Prof. Jochen A. Werner

Wir stellen beispielsweise sukzessive auf Ökostrom um. Beim Thema Mobilität setzen wir auf die Förderung des ÖPNVs und des Fahrrads als Verkehrsmittel. Hierzu gehören die Schaffung neuer Parkmöglichkeiten und künftig die Möglichkeit eines Leasingangebots für Diensträder. Auch der Fuhrpark wird nach und nach auf E-Mobilität umgestellt. Beim Thema Ernährung geht es durch nachhaltige Projekte um das Vermeiden von Speiseresten und die Förderung einer gesünderen und nachhaltigen Küche für Mitarbeitende, Patientinnen und Patienten. Wichtig war auch die Umstellung auf Mehrwegprodukte für To-Go-Essen.

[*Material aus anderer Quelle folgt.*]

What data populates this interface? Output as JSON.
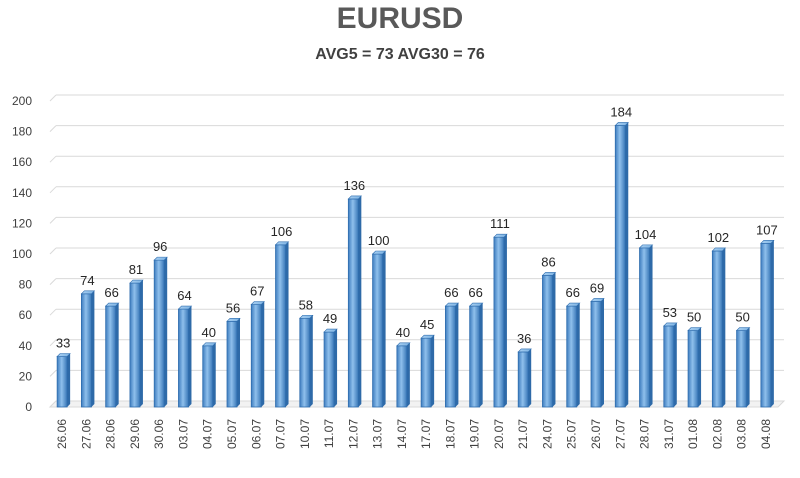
{
  "chart_data": {
    "type": "bar",
    "title": "EURUSD",
    "subtitle": "AVG5 = 73 AVG30 = 76",
    "xlabel": "",
    "ylabel": "",
    "ylim": [
      0,
      200
    ],
    "yticks": [
      0,
      20,
      40,
      60,
      80,
      100,
      120,
      140,
      160,
      180,
      200
    ],
    "grid": true,
    "bar_color": "#5B9BD5",
    "categories": [
      "26.06",
      "27.06",
      "28.06",
      "29.06",
      "30.06",
      "03.07",
      "04.07",
      "05.07",
      "06.07",
      "07.07",
      "10.07",
      "11.07",
      "12.07",
      "13.07",
      "14.07",
      "17.07",
      "18.07",
      "19.07",
      "20.07",
      "21.07",
      "24.07",
      "25.07",
      "26.07",
      "27.07",
      "28.07",
      "31.07",
      "01.08",
      "02.08",
      "03.08",
      "04.08"
    ],
    "values": [
      33,
      74,
      66,
      81,
      96,
      64,
      40,
      56,
      67,
      106,
      58,
      49,
      136,
      100,
      40,
      45,
      66,
      66,
      111,
      36,
      86,
      66,
      69,
      184,
      104,
      53,
      50,
      102,
      50,
      107
    ]
  }
}
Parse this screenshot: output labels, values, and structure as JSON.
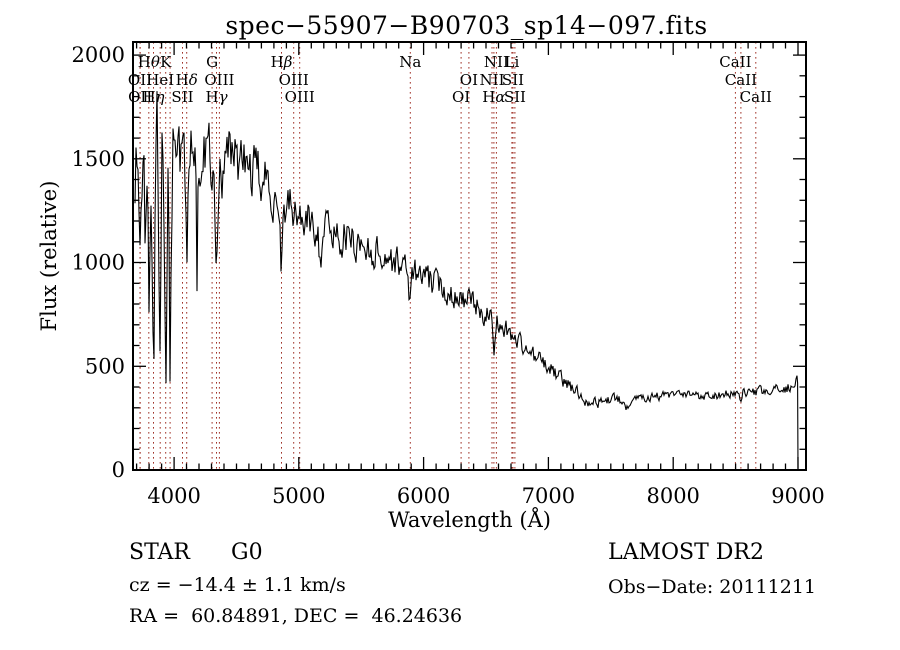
{
  "title": "spec−55907−B90703_sp14−097.fits",
  "chart_data": {
    "type": "line",
    "title": "spec−55907−B90703_sp14−097.fits",
    "xlabel": "Wavelength (Å)",
    "ylabel": "Flux (relative)",
    "xlim": [
      3671,
      9064
    ],
    "ylim": [
      0,
      2063
    ],
    "x_major_ticks": [
      4000,
      5000,
      6000,
      7000,
      8000,
      9000
    ],
    "x_minor_step": 100,
    "y_major_ticks": [
      0,
      500,
      1000,
      1500,
      2000
    ],
    "y_minor_step": 100,
    "grid": false,
    "line_color": "#000000",
    "marker_line_color": "#a03228",
    "wavelength_range": [
      3687,
      9000
    ],
    "noise_seed": 1337,
    "continuum_points": [
      [
        3690,
        1450
      ],
      [
        3760,
        1520
      ],
      [
        3830,
        1600
      ],
      [
        3900,
        1690
      ],
      [
        3950,
        1640
      ],
      [
        4000,
        1560
      ],
      [
        4100,
        1520
      ],
      [
        4250,
        1545
      ],
      [
        4400,
        1515
      ],
      [
        4550,
        1475
      ],
      [
        4700,
        1405
      ],
      [
        4850,
        1305
      ],
      [
        5000,
        1215
      ],
      [
        5200,
        1165
      ],
      [
        5400,
        1115
      ],
      [
        5600,
        1055
      ],
      [
        5800,
        995
      ],
      [
        6000,
        925
      ],
      [
        6200,
        865
      ],
      [
        6300,
        835
      ],
      [
        6450,
        775
      ],
      [
        6600,
        715
      ],
      [
        6700,
        655
      ],
      [
        6800,
        595
      ],
      [
        6900,
        540
      ],
      [
        7000,
        495
      ],
      [
        7100,
        440
      ],
      [
        7200,
        390
      ],
      [
        7300,
        340
      ],
      [
        7400,
        325
      ],
      [
        7500,
        342
      ],
      [
        7650,
        352
      ],
      [
        7800,
        356
      ],
      [
        8000,
        358
      ],
      [
        8300,
        362
      ],
      [
        8600,
        370
      ],
      [
        8800,
        378
      ],
      [
        8920,
        395
      ],
      [
        8970,
        432
      ],
      [
        9000,
        425
      ]
    ],
    "noise_amplitude_points": [
      [
        3690,
        260
      ],
      [
        3860,
        290
      ],
      [
        3960,
        240
      ],
      [
        4100,
        165
      ],
      [
        4300,
        145
      ],
      [
        4600,
        120
      ],
      [
        5000,
        95
      ],
      [
        5400,
        82
      ],
      [
        5800,
        70
      ],
      [
        6100,
        62
      ],
      [
        6400,
        55
      ],
      [
        6700,
        46
      ],
      [
        7000,
        38
      ],
      [
        7200,
        28
      ],
      [
        7500,
        22
      ],
      [
        8000,
        20
      ],
      [
        8500,
        21
      ],
      [
        9000,
        26
      ]
    ],
    "absorption_lines": [
      [
        3727,
        500,
        7
      ],
      [
        3770,
        330,
        6
      ],
      [
        3798,
        640,
        7
      ],
      [
        3835,
        880,
        7
      ],
      [
        3889,
        980,
        8
      ],
      [
        3933,
        1090,
        9
      ],
      [
        3969,
        1000,
        9
      ],
      [
        4101,
        500,
        9
      ],
      [
        4340,
        420,
        9
      ],
      [
        4383,
        160,
        6
      ],
      [
        4861,
        300,
        9
      ],
      [
        5172,
        110,
        12
      ],
      [
        5893,
        140,
        9
      ],
      [
        6563,
        230,
        8
      ],
      [
        7615,
        55,
        24
      ],
      [
        8542,
        55,
        8
      ]
    ],
    "spectral_line_markers": [
      3727,
      3729,
      3798,
      3835,
      3889,
      3933,
      3968,
      4068,
      4101,
      4305,
      4340,
      4363,
      4861,
      4959,
      5007,
      5893,
      6300,
      6363,
      6548,
      6563,
      6583,
      6707,
      6716,
      6731,
      8498,
      8542,
      8662
    ],
    "spectral_line_labels": [
      {
        "row": 1,
        "text": "Hθ",
        "wavelength": 3798
      },
      {
        "row": 1,
        "text": "K",
        "wavelength": 3933
      },
      {
        "row": 1,
        "text": "G",
        "wavelength": 4305
      },
      {
        "row": 1,
        "text": "Hβ",
        "wavelength": 4861
      },
      {
        "row": 1,
        "text": "Na",
        "wavelength": 5893
      },
      {
        "row": 1,
        "text": "NII",
        "wavelength": 6583
      },
      {
        "row": 1,
        "text": "Li",
        "wavelength": 6707
      },
      {
        "row": 1,
        "text": "CaII",
        "wavelength": 8498
      },
      {
        "row": 2,
        "text": "OII",
        "wavelength": 3727
      },
      {
        "row": 2,
        "text": "HeI",
        "wavelength": 3889
      },
      {
        "row": 2,
        "text": "Hδ",
        "wavelength": 4101
      },
      {
        "row": 2,
        "text": "OIII",
        "wavelength": 4363
      },
      {
        "row": 2,
        "text": "OIII",
        "wavelength": 4959
      },
      {
        "row": 2,
        "text": "OI",
        "wavelength": 6363
      },
      {
        "row": 2,
        "text": "NII",
        "wavelength": 6548
      },
      {
        "row": 2,
        "text": "SII",
        "wavelength": 6716
      },
      {
        "row": 2,
        "text": "CaII",
        "wavelength": 8542
      },
      {
        "row": 3,
        "text": "OII",
        "wavelength": 3729
      },
      {
        "row": 3,
        "text": "Hη",
        "wavelength": 3835
      },
      {
        "row": 3,
        "text": "SII",
        "wavelength": 4068
      },
      {
        "row": 3,
        "text": "Hγ",
        "wavelength": 4340
      },
      {
        "row": 3,
        "text": "OIII",
        "wavelength": 5007
      },
      {
        "row": 3,
        "text": "OI",
        "wavelength": 6300
      },
      {
        "row": 3,
        "text": "Hα",
        "wavelength": 6563
      },
      {
        "row": 3,
        "text": "SII",
        "wavelength": 6731
      },
      {
        "row": 3,
        "text": "CaII",
        "wavelength": 8662
      }
    ]
  },
  "annotations": {
    "class_label": "STAR",
    "subclass_label": "G0",
    "cz_line": "cz = −14.4 ± 1.1 km/s",
    "radec_line": "RA =  60.84891, DEC =  46.24636",
    "survey": "LAMOST DR2",
    "obs_date_line": "Obs−Date: 20111211"
  }
}
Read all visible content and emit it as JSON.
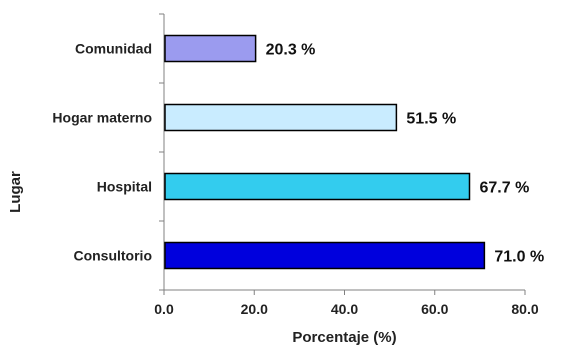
{
  "chart_data": {
    "type": "bar",
    "orientation": "horizontal",
    "categories": [
      "Comunidad",
      "Hogar materno",
      "Hospital",
      "Consultorio"
    ],
    "values": [
      20.3,
      51.5,
      67.7,
      71.0
    ],
    "data_labels": [
      "20.3 %",
      "51.5 %",
      "67.7 %",
      "71.0 %"
    ],
    "bar_colors": [
      "#9b9bef",
      "#c9ecff",
      "#33ccee",
      "#0000dd"
    ],
    "xlabel": "Porcentaje (%)",
    "ylabel": "Lugar",
    "xlim": [
      0,
      80
    ],
    "x_ticks": [
      "0.0",
      "20.0",
      "40.0",
      "60.0",
      "80.0"
    ],
    "grid": false,
    "legend": "none"
  }
}
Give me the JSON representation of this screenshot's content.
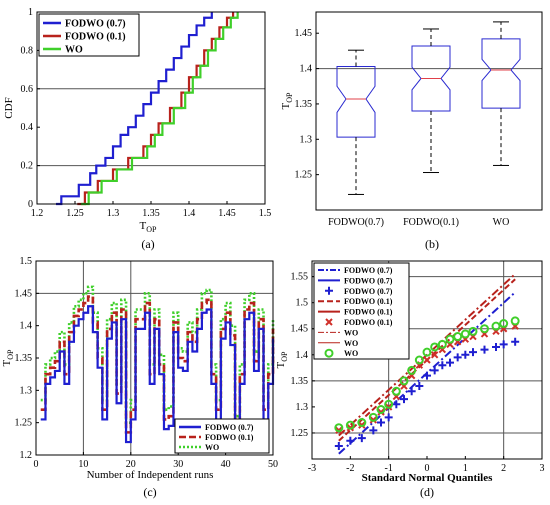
{
  "chart_data": [
    {
      "id": "a",
      "type": "line",
      "subtype": "empirical-cdf-step",
      "caption": "(a)",
      "ylabel": "CDF",
      "xlabel": "T",
      "xlabel_sub": "OP",
      "xlim": [
        1.2,
        1.5
      ],
      "ylim": [
        0,
        1
      ],
      "xticks": [
        "1.2",
        "1.25",
        "1.3",
        "1.35",
        "1.4",
        "1.45",
        "1.5"
      ],
      "yticks": [
        "0",
        "0.2",
        "0.4",
        "0.6",
        "0.8",
        "1"
      ],
      "grid_y": [
        0.2,
        0.6
      ],
      "legend_position": "top-left",
      "series": [
        {
          "name": "FODWO (0.7)",
          "color": "#1f1fd0",
          "x": [
            1.225,
            1.232,
            1.255,
            1.27,
            1.278,
            1.29,
            1.3,
            1.31,
            1.32,
            1.33,
            1.34,
            1.35,
            1.36,
            1.37,
            1.38,
            1.39,
            1.4,
            1.41,
            1.42,
            1.43
          ],
          "y": [
            0,
            0.04,
            0.1,
            0.16,
            0.2,
            0.24,
            0.3,
            0.36,
            0.4,
            0.46,
            0.52,
            0.58,
            0.64,
            0.7,
            0.76,
            0.82,
            0.88,
            0.93,
            0.97,
            1.0
          ]
        },
        {
          "name": "FODWO (0.1)",
          "color": "#b8221c",
          "x": [
            1.253,
            1.263,
            1.28,
            1.3,
            1.32,
            1.34,
            1.35,
            1.36,
            1.375,
            1.39,
            1.4,
            1.41,
            1.42,
            1.43,
            1.44,
            1.45,
            1.458
          ],
          "y": [
            0,
            0.06,
            0.12,
            0.18,
            0.24,
            0.3,
            0.36,
            0.42,
            0.5,
            0.58,
            0.66,
            0.72,
            0.8,
            0.86,
            0.92,
            0.97,
            1.0
          ]
        },
        {
          "name": "WO",
          "color": "#3fcf2a",
          "x": [
            1.258,
            1.268,
            1.285,
            1.305,
            1.325,
            1.345,
            1.355,
            1.365,
            1.38,
            1.395,
            1.405,
            1.415,
            1.425,
            1.435,
            1.445,
            1.455,
            1.464
          ],
          "y": [
            0,
            0.06,
            0.12,
            0.18,
            0.24,
            0.3,
            0.36,
            0.42,
            0.5,
            0.58,
            0.66,
            0.72,
            0.8,
            0.86,
            0.92,
            0.97,
            1.0
          ]
        }
      ]
    },
    {
      "id": "b",
      "type": "boxplot",
      "caption": "(b)",
      "ylabel": "T",
      "ylabel_sub": "OP",
      "ylim": [
        1.2,
        1.48
      ],
      "yticks": [
        "1.25",
        "1.3",
        "1.35",
        "1.4",
        "1.45"
      ],
      "grid_y": [
        1.4
      ],
      "categories": [
        "FODWO(0.7)",
        "FODWO(0.1)",
        "WO"
      ],
      "boxes": [
        {
          "whisker_low": 1.222,
          "q1": 1.303,
          "median": 1.357,
          "q3": 1.403,
          "whisker_high": 1.426,
          "notch_low": 1.338,
          "notch_high": 1.375
        },
        {
          "whisker_low": 1.253,
          "q1": 1.34,
          "median": 1.386,
          "q3": 1.432,
          "whisker_high": 1.456,
          "notch_low": 1.37,
          "notch_high": 1.402
        },
        {
          "whisker_low": 1.263,
          "q1": 1.344,
          "median": 1.398,
          "q3": 1.442,
          "whisker_high": 1.466,
          "notch_low": 1.383,
          "notch_high": 1.413
        }
      ],
      "box_color": "#2a2ad0",
      "median_color": "#e0404a"
    },
    {
      "id": "c",
      "type": "line",
      "subtype": "step",
      "caption": "(c)",
      "ylabel": "T",
      "ylabel_sub": "OP",
      "xlabel": "Number of Independent runs",
      "xlim": [
        0,
        50
      ],
      "ylim": [
        1.2,
        1.5
      ],
      "xticks": [
        "0",
        "10",
        "20",
        "30",
        "40",
        "50"
      ],
      "yticks": [
        "1.2",
        "1.25",
        "1.3",
        "1.35",
        "1.4",
        "1.45",
        "1.5"
      ],
      "grid_x": [
        10,
        20
      ],
      "grid_y": [
        1.45
      ],
      "legend_position": "bottom-right",
      "runs_fodwo07": [
        1.255,
        1.31,
        1.32,
        1.33,
        1.36,
        1.31,
        1.375,
        1.4,
        1.41,
        1.42,
        1.43,
        1.39,
        1.335,
        1.255,
        1.38,
        1.405,
        1.28,
        1.41,
        1.22,
        1.255,
        1.395,
        1.395,
        1.42,
        1.31,
        1.395,
        1.325,
        1.24,
        1.245,
        1.39,
        1.335,
        1.33,
        1.375,
        1.36,
        1.395,
        1.42,
        1.425,
        1.31,
        1.255,
        1.38,
        1.405,
        1.37,
        1.23,
        1.31,
        1.41,
        1.42,
        1.33,
        1.395,
        1.255,
        1.31,
        1.38
      ],
      "series": [
        {
          "name": "FODWO (0.7)",
          "color": "#1f1fd0",
          "offset": 0,
          "dash": "none"
        },
        {
          "name": "FODWO (0.1)",
          "color": "#b8221c",
          "offset": 0.015,
          "dash": "7,3"
        },
        {
          "name": "WO",
          "color": "#3fcf2a",
          "offset": 0.03,
          "dash": "2,2"
        }
      ]
    },
    {
      "id": "d",
      "type": "scatter",
      "subtype": "qq-plot",
      "caption": "(d)",
      "ylabel": "T",
      "ylabel_sub": "OP",
      "xlabel": "Standard Normal Quantiles",
      "xlim": [
        -3,
        3
      ],
      "ylim": [
        1.2,
        1.58
      ],
      "xticks": [
        "-3",
        "-2",
        "-1",
        "0",
        "1",
        "2",
        "3"
      ],
      "yticks": [
        "1.25",
        "1.3",
        "1.35",
        "1.4",
        "1.45",
        "1.5",
        "1.55"
      ],
      "grid_x": [
        -1,
        2
      ],
      "grid_y": [
        1.25,
        1.35,
        1.45,
        1.55
      ],
      "legend_position": "top-left",
      "legend": [
        {
          "name": "FODWO (0.7)",
          "color": "#1f1fd0",
          "kind": "dashdot"
        },
        {
          "name": "FODWO (0.7)",
          "color": "#1f1fd0",
          "kind": "solid"
        },
        {
          "name": "FODWO (0.7)",
          "color": "#1f1fd0",
          "kind": "plus"
        },
        {
          "name": "FODWO (0.1)",
          "color": "#b8221c",
          "kind": "dashed"
        },
        {
          "name": "FODWO (0.1)",
          "color": "#b8221c",
          "kind": "solid"
        },
        {
          "name": "FODWO (0.1)",
          "color": "#b8221c",
          "kind": "cross"
        },
        {
          "name": "WO",
          "color": "#b8221c",
          "kind": "dashdot-thin"
        },
        {
          "name": "WO",
          "color": "#b8221c",
          "kind": "solid-thin"
        },
        {
          "name": "WO",
          "color": "#3fcf2a",
          "kind": "circle"
        }
      ],
      "ref_lines": [
        {
          "color": "#1f1fd0",
          "from": [
            -2.3,
            1.21
          ],
          "to": [
            2.3,
            1.52
          ]
        },
        {
          "color": "#b8221c",
          "from": [
            -2.3,
            1.235
          ],
          "to": [
            2.3,
            1.545
          ]
        },
        {
          "color": "#b8221c",
          "from": [
            -2.3,
            1.245
          ],
          "to": [
            2.3,
            1.555
          ]
        }
      ],
      "points_fodwo07": [
        [
          -2.3,
          1.225
        ],
        [
          -2.0,
          1.235
        ],
        [
          -1.7,
          1.24
        ],
        [
          -1.4,
          1.255
        ],
        [
          -1.2,
          1.27
        ],
        [
          -1.0,
          1.28
        ],
        [
          -0.8,
          1.305
        ],
        [
          -0.6,
          1.315
        ],
        [
          -0.4,
          1.33
        ],
        [
          -0.2,
          1.34
        ],
        [
          0.0,
          1.36
        ],
        [
          0.2,
          1.37
        ],
        [
          0.4,
          1.38
        ],
        [
          0.6,
          1.385
        ],
        [
          0.8,
          1.395
        ],
        [
          1.0,
          1.4
        ],
        [
          1.2,
          1.405
        ],
        [
          1.5,
          1.41
        ],
        [
          1.8,
          1.415
        ],
        [
          2.0,
          1.42
        ],
        [
          2.3,
          1.425
        ]
      ],
      "points_fodwo01": [
        [
          -2.3,
          1.255
        ],
        [
          -2.0,
          1.26
        ],
        [
          -1.7,
          1.265
        ],
        [
          -1.4,
          1.275
        ],
        [
          -1.2,
          1.29
        ],
        [
          -1.0,
          1.3
        ],
        [
          -0.8,
          1.32
        ],
        [
          -0.6,
          1.34
        ],
        [
          -0.4,
          1.36
        ],
        [
          -0.2,
          1.38
        ],
        [
          0.0,
          1.39
        ],
        [
          0.2,
          1.4
        ],
        [
          0.4,
          1.41
        ],
        [
          0.6,
          1.42
        ],
        [
          0.8,
          1.425
        ],
        [
          1.0,
          1.43
        ],
        [
          1.2,
          1.435
        ],
        [
          1.5,
          1.44
        ],
        [
          1.8,
          1.445
        ],
        [
          2.0,
          1.45
        ],
        [
          2.3,
          1.455
        ]
      ],
      "points_wo": [
        [
          -2.3,
          1.26
        ],
        [
          -2.0,
          1.265
        ],
        [
          -1.7,
          1.27
        ],
        [
          -1.4,
          1.28
        ],
        [
          -1.2,
          1.295
        ],
        [
          -1.0,
          1.305
        ],
        [
          -0.8,
          1.33
        ],
        [
          -0.6,
          1.35
        ],
        [
          -0.4,
          1.37
        ],
        [
          -0.2,
          1.39
        ],
        [
          0.0,
          1.405
        ],
        [
          0.2,
          1.415
        ],
        [
          0.4,
          1.42
        ],
        [
          0.6,
          1.43
        ],
        [
          0.8,
          1.435
        ],
        [
          1.0,
          1.44
        ],
        [
          1.2,
          1.445
        ],
        [
          1.5,
          1.45
        ],
        [
          1.8,
          1.455
        ],
        [
          2.0,
          1.46
        ],
        [
          2.3,
          1.465
        ]
      ]
    }
  ]
}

Als Krankenhaus und Maximalversorger haben wir ohnehin einen hohen Anteil an medizinischen Einweg-Produkten und entsprechenden Verpackungen. Hier ist ein effizientes, müllvermeidendes Abfallmanagement ein zentraler Aspekt. Aktuell prüfen wir intensiv die Installation von Photovoltaikanalagen und Dachbegrünung für Neu- sowie bestehende Bauten. Weitere Projekte in unserer Nachhaltigkeitsinitiative sind die Förderung der Biodiversität durch das Pflanzen einer Wildblumenwiese sowie das Recycling umweltschädlicher Narkosegase aus dem OP-Bereich. Die Vielzahl der Handlungsfelder zeigt: Es gibt viele Stellschrauben und Möglichkeiten, um eine Klinik nachhaltig auszurichten.

Wir spüren, wie sich der vergleichsweise hohe Digitalisierungsgrad der Universitätsmedizin Essen auch und gerade positiv beim Umweltschutz auswirkt. Digitalisierung schafft nicht nur Freiräume für eine bessere Krankenversorgung und entlastet die Beschäftigten: Sie ist auch das Rückgrat eines klimafreundlich arbeitenden Krankenhauses. Der Weg bis dahin ist noch lang: Aber die ersten, häufig so schweren Schritte sind längst gemacht. Digitalisierung und De-Karbonisierung gehören an der Universitätsmedizin Essen jedenfalls fest zusammen.

Über Prof. Jochen A. Werner

Jochen A. Werner hat Medizin an der Christian-Albrechts-Universität Kiel studiert. 1987 promovierte er und begann seine Tätigkeit als Arzt und Wissenschaftler der Klinik für Hals-Nasen-Ohren-Heilkunde, Kopf- und Hals-Chirurgie des Universitätsklinikums Kiel. 1993 Habilitation und 1995 Ernennung zum leitenden Oberarzt der Kieler Universitäts-HNO-Klinik. 1998 wurde Jochen A. Werner Professor und Direktor der Marburger Universitäts-HNO-Klinik und war von 2004 bis 2006 auch Prodekan der Marburger Medizinischen Fakultät. Von 2011 bis 2015 war er hauptamtlicher Ärztlicher Geschäftsführer der Universitätsklinik Gießen und Marburg (UKGM GmbH). Ebenfalls 2011 Aufnahme in die Deutsche Akademie der Naturforscher Leopoldina. Zusätzlich übernahm Werner 2014 und 2015 die Rolle des Sprechers im Medical Board der UKGM Mutterkonzerns Rhön-Klinikum AG. Seit 2015 widmet sich Jochen A. Werner in seiner Funktion als Ärztlicher Direktor und Vorstandsvorsitzender der Universitätsmedizin Essen der Digitalisierung im Gebiet der Medizin und der Transformation der Universitätsmedizin in ein Smart und Green Hospital.